I turn back to the sea, grip the railing, and breathe while conducting a detailed internal discussion covering fate, coincidence, the personal malice of circumstance, and what exactly I plan to do about it.

What I plan to do is my job.

I'm going to cook three meals a day for a business delegation and whoever else is on that island. I'm going to be professional, competent, and forgettable. Whatever happened in Vegas can stay there, where things are supposed to stay, unlike apparently everything else in my life.

I'm going to save money. Call Anna in the evenings and pretend everything is fine, then occasionally admit it isn't. Grow a small human in peace and dignity.

And when the three months are up, I'm going to leave.

None of this is going to be a problem.

My stomach growls again.

"Working on it," I tell her.

The island comes into view about an hour later, and I forget everything for a little while because it is just genuinely, unreasonably beautiful.

It rises out of the water like it chose to be here and never looked back. Green hills, the kind of green that only happens where water is never a question. A white shoreline curves around a small natural harbor, where the sea shifts from deep blue to a shallow turquoise so bright it looks painted on.

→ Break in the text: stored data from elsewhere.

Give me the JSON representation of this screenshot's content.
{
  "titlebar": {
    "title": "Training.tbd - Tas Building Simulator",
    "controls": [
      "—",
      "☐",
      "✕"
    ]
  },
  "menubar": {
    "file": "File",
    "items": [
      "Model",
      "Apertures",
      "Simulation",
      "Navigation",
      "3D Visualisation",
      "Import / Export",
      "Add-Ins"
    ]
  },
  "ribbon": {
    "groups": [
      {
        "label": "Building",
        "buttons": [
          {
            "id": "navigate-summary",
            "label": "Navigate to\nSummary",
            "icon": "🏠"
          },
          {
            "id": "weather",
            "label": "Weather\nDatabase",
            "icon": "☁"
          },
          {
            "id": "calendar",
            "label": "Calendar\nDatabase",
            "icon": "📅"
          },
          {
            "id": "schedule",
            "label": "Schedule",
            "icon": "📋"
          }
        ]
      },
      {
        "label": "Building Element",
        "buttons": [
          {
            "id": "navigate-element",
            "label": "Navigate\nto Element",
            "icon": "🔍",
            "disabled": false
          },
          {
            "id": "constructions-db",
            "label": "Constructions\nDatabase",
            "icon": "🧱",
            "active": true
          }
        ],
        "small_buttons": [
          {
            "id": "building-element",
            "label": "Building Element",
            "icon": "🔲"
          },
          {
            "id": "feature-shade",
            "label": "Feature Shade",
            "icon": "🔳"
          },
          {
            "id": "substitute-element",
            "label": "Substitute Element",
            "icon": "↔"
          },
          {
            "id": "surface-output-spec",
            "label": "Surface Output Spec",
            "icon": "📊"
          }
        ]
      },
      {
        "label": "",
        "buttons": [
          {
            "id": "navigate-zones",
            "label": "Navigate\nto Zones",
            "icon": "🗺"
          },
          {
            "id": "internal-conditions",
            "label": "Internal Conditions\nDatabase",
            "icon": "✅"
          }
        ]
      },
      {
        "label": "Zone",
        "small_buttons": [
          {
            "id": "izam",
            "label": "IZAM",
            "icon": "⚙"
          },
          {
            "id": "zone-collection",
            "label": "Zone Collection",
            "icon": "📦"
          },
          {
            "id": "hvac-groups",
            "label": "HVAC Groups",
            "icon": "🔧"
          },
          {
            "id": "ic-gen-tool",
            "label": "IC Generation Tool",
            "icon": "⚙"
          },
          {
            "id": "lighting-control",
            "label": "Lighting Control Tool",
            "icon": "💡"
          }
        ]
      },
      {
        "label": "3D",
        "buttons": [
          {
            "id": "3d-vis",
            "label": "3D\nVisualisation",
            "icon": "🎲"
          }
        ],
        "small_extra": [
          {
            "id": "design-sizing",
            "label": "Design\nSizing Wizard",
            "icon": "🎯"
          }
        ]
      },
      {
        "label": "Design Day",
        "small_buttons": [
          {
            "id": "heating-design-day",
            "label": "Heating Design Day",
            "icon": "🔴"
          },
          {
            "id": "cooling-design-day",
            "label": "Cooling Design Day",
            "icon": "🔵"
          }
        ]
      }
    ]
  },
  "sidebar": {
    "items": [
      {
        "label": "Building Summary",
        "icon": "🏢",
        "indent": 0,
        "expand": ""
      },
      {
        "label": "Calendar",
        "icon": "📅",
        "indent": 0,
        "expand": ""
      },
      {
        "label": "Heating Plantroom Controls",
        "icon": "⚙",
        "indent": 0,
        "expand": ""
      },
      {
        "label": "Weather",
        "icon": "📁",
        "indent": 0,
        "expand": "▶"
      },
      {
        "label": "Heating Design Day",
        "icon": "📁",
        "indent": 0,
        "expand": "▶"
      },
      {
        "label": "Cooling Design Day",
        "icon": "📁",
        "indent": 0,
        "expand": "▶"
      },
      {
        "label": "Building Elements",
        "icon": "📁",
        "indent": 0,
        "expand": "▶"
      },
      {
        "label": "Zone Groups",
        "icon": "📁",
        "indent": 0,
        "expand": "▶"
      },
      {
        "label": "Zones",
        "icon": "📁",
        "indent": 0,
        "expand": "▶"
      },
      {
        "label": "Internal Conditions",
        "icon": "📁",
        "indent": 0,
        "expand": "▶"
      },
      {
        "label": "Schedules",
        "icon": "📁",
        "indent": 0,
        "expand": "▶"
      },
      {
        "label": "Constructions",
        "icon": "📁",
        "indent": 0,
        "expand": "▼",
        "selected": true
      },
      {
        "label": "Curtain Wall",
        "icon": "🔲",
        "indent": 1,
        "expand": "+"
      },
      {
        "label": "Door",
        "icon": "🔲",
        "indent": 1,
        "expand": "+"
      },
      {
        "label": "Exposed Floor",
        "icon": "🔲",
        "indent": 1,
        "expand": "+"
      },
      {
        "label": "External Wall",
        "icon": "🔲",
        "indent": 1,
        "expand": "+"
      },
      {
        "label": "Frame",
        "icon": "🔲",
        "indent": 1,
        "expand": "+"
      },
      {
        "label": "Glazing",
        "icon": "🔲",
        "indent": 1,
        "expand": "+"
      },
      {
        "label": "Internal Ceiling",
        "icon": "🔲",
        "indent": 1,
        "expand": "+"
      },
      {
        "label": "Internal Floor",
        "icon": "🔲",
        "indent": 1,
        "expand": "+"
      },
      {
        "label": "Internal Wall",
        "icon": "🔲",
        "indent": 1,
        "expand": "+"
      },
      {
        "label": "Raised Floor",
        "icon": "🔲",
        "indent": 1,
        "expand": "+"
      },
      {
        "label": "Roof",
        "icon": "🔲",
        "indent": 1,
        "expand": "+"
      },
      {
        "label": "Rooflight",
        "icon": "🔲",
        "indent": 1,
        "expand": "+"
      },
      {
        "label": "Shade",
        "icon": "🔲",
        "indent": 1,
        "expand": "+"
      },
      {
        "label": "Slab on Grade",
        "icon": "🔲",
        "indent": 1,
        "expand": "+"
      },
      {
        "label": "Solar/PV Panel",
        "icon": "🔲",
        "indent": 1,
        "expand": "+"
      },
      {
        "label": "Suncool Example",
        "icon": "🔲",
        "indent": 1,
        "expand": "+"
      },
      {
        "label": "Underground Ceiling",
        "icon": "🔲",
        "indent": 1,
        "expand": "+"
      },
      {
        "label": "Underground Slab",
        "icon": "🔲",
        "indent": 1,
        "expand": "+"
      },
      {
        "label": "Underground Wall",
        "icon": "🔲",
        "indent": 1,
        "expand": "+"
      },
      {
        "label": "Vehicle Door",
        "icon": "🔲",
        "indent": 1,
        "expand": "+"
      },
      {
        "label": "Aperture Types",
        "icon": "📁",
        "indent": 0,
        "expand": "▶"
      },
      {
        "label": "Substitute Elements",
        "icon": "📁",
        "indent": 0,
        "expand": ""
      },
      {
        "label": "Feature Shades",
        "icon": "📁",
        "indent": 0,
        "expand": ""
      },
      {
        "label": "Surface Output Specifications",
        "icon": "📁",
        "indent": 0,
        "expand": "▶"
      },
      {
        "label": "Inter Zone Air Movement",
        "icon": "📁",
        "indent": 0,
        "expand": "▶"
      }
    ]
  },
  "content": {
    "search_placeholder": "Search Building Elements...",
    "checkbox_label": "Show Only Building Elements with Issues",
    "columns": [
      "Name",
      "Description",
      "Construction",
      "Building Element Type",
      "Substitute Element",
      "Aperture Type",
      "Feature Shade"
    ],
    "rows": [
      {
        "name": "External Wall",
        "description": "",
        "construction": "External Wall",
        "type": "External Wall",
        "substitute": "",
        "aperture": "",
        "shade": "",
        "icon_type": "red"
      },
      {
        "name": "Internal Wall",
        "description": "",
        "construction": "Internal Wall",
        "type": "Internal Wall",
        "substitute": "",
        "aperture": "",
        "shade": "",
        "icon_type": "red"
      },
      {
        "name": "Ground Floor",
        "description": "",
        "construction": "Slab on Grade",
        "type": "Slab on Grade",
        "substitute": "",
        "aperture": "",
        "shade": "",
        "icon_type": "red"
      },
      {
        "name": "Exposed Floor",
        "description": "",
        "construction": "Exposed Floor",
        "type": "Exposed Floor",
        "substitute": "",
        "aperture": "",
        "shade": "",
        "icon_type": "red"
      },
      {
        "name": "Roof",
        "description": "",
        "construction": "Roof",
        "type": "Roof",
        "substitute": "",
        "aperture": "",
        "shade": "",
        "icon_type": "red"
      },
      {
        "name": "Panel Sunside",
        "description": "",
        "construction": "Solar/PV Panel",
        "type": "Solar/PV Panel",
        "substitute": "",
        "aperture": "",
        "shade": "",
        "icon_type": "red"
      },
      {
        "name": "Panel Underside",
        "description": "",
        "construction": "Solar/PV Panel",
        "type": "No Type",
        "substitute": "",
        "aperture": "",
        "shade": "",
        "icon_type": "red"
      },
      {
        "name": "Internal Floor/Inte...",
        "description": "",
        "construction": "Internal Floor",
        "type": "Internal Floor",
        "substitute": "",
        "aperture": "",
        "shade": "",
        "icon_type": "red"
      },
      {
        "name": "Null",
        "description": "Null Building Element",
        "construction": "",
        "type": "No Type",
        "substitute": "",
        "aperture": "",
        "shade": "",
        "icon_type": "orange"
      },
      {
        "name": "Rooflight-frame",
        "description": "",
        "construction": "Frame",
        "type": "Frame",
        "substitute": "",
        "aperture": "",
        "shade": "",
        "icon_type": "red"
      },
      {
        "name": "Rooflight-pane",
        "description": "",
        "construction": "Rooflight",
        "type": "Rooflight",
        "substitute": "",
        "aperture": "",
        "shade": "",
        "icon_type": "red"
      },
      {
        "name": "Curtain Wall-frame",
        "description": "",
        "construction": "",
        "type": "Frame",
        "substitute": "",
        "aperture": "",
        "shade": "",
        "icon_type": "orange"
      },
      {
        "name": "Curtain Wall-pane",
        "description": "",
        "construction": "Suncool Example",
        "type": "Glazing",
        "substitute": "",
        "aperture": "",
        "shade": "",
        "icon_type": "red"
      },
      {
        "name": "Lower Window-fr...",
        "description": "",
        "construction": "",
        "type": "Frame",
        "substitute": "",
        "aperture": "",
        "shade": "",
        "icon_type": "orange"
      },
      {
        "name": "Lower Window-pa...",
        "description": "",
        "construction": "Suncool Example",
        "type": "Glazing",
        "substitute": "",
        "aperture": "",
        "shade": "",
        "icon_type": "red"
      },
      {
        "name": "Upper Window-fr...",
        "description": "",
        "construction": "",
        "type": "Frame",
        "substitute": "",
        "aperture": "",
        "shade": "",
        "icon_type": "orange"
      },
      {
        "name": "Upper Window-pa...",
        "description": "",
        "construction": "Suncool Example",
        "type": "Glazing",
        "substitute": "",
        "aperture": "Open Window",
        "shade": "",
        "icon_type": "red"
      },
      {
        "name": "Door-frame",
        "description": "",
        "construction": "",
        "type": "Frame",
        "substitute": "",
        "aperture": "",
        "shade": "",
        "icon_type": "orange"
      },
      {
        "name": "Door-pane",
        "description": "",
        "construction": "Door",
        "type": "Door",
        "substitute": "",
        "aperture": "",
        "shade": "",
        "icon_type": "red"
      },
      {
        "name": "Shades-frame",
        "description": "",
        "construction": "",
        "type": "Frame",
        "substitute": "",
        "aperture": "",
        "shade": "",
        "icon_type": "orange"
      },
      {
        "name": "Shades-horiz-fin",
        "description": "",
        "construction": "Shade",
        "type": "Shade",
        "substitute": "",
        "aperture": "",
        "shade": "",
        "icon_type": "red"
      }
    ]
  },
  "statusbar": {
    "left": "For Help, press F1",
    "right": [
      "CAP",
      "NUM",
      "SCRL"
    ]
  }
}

There are palms and other trees I should probably know the names of, broader and darker, crowding the slopes. Tucked into the hillside above the harbor is a house doing what very expensive architecture always does, which is pretending it grew there naturally instead of being designed by someone who charged a fee I prefer not to imagine.

Near the shore sits a smaller building with a lower, longer roofline, and another structure half-hidden by trees thatCarmen, appearing at my shoulder, informs me is the staff quarters and kitchen.

The kitchen is separate from the main house.

Good. Excellent. That is the best piece of architectural information I have received all day, and I take it personally.

The crew ties us to a small dock with quiet efficiency and Carmen leads me up a path that is crushed white shells underfoot and bordered by something flowering in yellow that I don't have the botanical knowledge to name but that smells warm and a little sweet in the afternoon heat.

I stop at the top of the path and just look.

Green hillside dropping to white sand. Water so blue, turquoise at the edges where it runs shallow, deepening to something richer further out. A dock of pale wood. Yellow flowers banking a shell path that curves up through the trees toward a low white building with shuttered windows and bougainvillea climbing the near wall in a color I don't have a word for.